Nuestra libertad personal depende de lo que podemos elegir. No de la elección misma, sino de lo que a ella lleva. La capacidad de definir nuestros objetivos, evaluar, reflexionar, reconsiderar hasta decidirnos. Pero el juego ha cambiado y esta dimensión está cada vez más controlada por la minoría, que determina y presenta las opciones disponibles, ya que controla la plataforma, el medio además de conocer nuestras preferencias e intereses. Durante la Segunda Guerra Mundial el control de las informaciones era fundamental para vencer el enemigo, pero en nuestros tiempos el control ha superado todos los límites y ya no es sólo la información disponible y expuesta, sino todo a lo que podemos aspirar, definiendo nuestro mundo y posibilidades.
Es decir, un control de las preferencias personales y del comportamiento, que ha vaciado nuestra privacidad como personas y nos ha convertido en seres completamente maleables, sin secretos personales, sin fuerza para discernir y sin intimidad, abriendo una nueva época en la manipulación, personalizándola completamente y redelineando el mercado, que antes era concebido como un lugar de encuentro entre la oferta y la demanda y ahora es la técnica de anticipar, condicionar y hacernos pasivos como un miserable rebaño de ovejas.
Esto no es un mero delirio complotista, sino su contrario, la fría realidad. Lo hemos visto en acción durante las últimas elecciones presidenciales en los EEUU y en el referéndum sobre el brexit en el Reino Unido. También en cada manipulación de los datos disponibles que determinan nuestra percepción y capacidad de elegir. En Chile, por ejemplo, han tergiversado los niveles de competitividad del país presentados por el Banco Mundial para reducir las inversiones extranjeras y poder vencer políticamente en una maniobra que puso en juego el interés nacional al beneficiar los intereses económicos y políticos de una casta que hoy puede apropiarse del litio y otras riquezas naturales, como lo hicieron en pasado y siempre con el supuesto consenso de las mayorías.
Pero el tema es más amplio y concierne sobre todo al control social. En nuestras casas tenemos refrigeradores, lavadoras, hornos, televisores, sistemas de ventilación, iluminación y calefacción programables y cada uno de ellos tiene un chip, que comunica con otros chips y pasa informaciones valiosas sobre nuestra vida privada.

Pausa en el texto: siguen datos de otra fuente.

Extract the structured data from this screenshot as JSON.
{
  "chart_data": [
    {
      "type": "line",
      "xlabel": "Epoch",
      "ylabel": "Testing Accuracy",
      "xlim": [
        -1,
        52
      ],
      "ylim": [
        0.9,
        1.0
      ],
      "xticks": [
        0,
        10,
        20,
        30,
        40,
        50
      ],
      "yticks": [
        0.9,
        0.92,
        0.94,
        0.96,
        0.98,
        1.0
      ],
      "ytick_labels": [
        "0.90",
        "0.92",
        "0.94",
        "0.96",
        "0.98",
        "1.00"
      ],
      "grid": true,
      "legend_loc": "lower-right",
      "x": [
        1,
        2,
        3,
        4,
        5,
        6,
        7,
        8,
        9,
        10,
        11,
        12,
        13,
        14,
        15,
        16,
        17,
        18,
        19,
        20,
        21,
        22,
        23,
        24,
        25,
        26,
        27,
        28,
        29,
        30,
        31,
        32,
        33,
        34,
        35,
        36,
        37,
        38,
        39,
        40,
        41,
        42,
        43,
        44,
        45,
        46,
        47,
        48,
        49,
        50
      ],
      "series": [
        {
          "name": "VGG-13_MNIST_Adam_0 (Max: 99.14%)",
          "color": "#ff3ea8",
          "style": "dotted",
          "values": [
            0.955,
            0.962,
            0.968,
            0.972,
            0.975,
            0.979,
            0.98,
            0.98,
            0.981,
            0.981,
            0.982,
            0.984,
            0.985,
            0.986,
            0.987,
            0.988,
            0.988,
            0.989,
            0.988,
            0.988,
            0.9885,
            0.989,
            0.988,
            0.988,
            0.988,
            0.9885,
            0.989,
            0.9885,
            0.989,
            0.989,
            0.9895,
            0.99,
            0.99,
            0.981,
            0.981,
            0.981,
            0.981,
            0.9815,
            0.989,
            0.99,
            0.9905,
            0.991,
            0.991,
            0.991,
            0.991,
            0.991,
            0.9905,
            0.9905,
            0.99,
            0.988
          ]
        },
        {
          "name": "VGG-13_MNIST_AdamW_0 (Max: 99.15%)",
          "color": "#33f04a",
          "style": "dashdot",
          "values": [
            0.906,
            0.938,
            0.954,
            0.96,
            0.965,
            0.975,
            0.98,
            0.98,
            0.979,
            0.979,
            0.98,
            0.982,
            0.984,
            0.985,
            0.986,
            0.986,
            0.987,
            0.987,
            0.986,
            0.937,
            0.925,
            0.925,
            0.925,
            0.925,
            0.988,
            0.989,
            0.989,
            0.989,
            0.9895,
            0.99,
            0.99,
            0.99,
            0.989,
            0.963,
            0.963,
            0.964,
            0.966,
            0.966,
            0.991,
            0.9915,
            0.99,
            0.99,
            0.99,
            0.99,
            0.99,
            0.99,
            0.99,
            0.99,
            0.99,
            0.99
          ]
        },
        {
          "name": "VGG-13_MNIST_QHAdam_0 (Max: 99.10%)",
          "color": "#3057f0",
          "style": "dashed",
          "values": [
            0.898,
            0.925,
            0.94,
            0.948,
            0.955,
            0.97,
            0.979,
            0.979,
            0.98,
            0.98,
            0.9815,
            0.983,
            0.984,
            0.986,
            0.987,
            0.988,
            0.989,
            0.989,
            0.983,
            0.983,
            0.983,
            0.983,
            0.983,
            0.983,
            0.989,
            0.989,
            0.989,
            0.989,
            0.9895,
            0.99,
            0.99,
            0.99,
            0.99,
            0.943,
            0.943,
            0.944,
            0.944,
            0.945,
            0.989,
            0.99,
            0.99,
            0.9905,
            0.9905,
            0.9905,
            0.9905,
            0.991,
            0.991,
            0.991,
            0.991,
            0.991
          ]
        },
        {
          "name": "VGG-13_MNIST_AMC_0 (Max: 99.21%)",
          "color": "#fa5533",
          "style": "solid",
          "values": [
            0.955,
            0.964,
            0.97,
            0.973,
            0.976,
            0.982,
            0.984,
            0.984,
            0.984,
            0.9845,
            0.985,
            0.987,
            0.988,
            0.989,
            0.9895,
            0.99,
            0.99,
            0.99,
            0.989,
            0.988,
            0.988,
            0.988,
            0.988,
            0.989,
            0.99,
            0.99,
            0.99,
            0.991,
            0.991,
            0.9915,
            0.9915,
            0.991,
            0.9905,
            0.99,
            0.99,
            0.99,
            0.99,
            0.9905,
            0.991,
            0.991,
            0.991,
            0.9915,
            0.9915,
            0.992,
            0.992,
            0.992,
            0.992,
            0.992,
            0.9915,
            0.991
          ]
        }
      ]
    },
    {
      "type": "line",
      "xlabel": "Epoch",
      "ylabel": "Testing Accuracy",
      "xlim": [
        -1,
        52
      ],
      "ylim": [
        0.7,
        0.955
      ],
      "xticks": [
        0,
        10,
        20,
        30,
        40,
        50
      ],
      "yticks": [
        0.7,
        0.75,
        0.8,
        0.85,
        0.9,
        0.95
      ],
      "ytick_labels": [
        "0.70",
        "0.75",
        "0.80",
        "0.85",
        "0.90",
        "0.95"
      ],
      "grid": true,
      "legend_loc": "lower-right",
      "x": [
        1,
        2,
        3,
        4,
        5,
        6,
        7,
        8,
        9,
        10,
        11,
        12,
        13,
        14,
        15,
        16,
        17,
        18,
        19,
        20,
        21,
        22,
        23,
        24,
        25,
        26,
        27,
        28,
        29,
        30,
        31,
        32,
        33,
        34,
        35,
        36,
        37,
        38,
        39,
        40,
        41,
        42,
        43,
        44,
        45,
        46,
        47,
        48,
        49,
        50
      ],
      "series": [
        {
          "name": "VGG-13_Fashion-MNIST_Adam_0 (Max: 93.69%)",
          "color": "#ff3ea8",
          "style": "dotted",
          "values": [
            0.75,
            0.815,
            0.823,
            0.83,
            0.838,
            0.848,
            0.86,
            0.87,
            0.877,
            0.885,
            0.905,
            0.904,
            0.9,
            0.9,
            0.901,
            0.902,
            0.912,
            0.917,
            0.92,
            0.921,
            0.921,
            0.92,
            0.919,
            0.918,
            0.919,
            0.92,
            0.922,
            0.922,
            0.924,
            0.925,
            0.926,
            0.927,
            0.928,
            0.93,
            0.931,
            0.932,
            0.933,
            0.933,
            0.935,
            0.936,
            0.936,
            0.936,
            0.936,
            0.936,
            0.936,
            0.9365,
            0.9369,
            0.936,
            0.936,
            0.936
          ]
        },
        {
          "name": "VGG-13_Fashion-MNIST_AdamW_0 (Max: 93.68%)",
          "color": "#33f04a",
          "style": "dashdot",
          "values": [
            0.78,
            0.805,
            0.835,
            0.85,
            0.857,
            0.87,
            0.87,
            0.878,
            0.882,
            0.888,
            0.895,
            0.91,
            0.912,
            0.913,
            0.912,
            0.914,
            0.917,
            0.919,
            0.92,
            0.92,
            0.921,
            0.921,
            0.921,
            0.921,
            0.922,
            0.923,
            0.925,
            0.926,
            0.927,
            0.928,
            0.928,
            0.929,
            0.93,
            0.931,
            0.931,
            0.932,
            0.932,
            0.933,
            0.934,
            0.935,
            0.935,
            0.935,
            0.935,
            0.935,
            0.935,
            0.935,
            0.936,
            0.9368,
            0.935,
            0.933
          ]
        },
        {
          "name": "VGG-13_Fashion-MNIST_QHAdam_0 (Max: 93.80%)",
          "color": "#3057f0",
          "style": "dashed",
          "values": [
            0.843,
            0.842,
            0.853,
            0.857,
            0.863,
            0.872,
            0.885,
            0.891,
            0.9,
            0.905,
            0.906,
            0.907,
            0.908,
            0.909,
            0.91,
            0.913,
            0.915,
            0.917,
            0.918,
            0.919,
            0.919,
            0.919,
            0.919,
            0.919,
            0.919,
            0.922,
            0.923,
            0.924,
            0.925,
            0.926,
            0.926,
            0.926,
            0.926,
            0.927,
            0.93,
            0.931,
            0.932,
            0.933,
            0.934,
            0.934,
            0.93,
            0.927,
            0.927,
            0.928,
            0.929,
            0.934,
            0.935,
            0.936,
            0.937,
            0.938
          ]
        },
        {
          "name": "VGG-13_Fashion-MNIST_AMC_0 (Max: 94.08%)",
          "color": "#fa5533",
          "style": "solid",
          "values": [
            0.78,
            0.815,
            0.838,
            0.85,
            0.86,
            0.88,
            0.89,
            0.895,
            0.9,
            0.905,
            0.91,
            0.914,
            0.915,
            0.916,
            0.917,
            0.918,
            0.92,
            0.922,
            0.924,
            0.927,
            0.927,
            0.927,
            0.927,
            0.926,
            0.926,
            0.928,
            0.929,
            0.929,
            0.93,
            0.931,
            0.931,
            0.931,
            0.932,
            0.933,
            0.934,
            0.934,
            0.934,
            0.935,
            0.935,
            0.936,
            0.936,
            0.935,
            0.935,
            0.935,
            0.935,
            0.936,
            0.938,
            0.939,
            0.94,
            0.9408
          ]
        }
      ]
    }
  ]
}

Estos electrodomésticos «inteligentes», que conforman el Internet de las cosas, están equipados con cámaras y conectados entre ellos y a centros de elaboración de datos en mano de desconocidos, que se benefician personalmente. Lo mismo sucede con nuestros coches y teléfonos móviles que nos conectan al mundo y a los aparatos que nos rodean y entregan detalles preciosos sobre todo lo que hacemos durante las 24 horas del día. Los libros, periódicos y revistas son cada vez más digitales y al leerlos, nos recontamos y describimos en un modo, que hasta hace poco era completamente inimaginable.
La tecnología ha hecho posible un mundo que ni Orwell había soñado. Todo está controlado y no hay esfera en nuestra vida que conserve un mínimo de privacidad y el doloroso resultado de este control externo es la pasividad, sellada con la muerte lenta de la individualidad y la protesta.
Conociéndonos en nuestras preferencias, rutinas cotidianas, intereses personales y miedos, nos hace vulnerables y fácilmente controlables, porque no somos los seres racionales que pretendemos ser, sino que respondemos inconscientemente y en manera gradual a las influencias externas que se nos presentan como creíbles y el hecho de ser tales, creíbles depende del grado de exposición. En los EEUU, antes de las elecciones presidenciales del 2016, una mayoría de votantes percibía a la candidata del Partido Demócrata como una persona corrupta e inhumana o al menos sospechaba que esto fuese un riesgo y además, la suponían culpable de actos abominables como asesinato y traición, a pesar de no haber sido jamás acusada o procesada por este tipo de delitos.
Una demostración innegable de los niveles de control de informaciones es la invitación de las agencias de inteligencia estadounidenses a no usar teléfonos celulares de fabricación china, ya que esto representaría un riesgo a la seguridad nacional. Pero no reconocen que los productores del país hacen lo mismo, atentando a las libertades personales y a la privacidad. La tecnología es un arma de doble filo y como todas las cosas tiene un precio y a veces este es demasiado grande para ser aceptado sin remordimientos.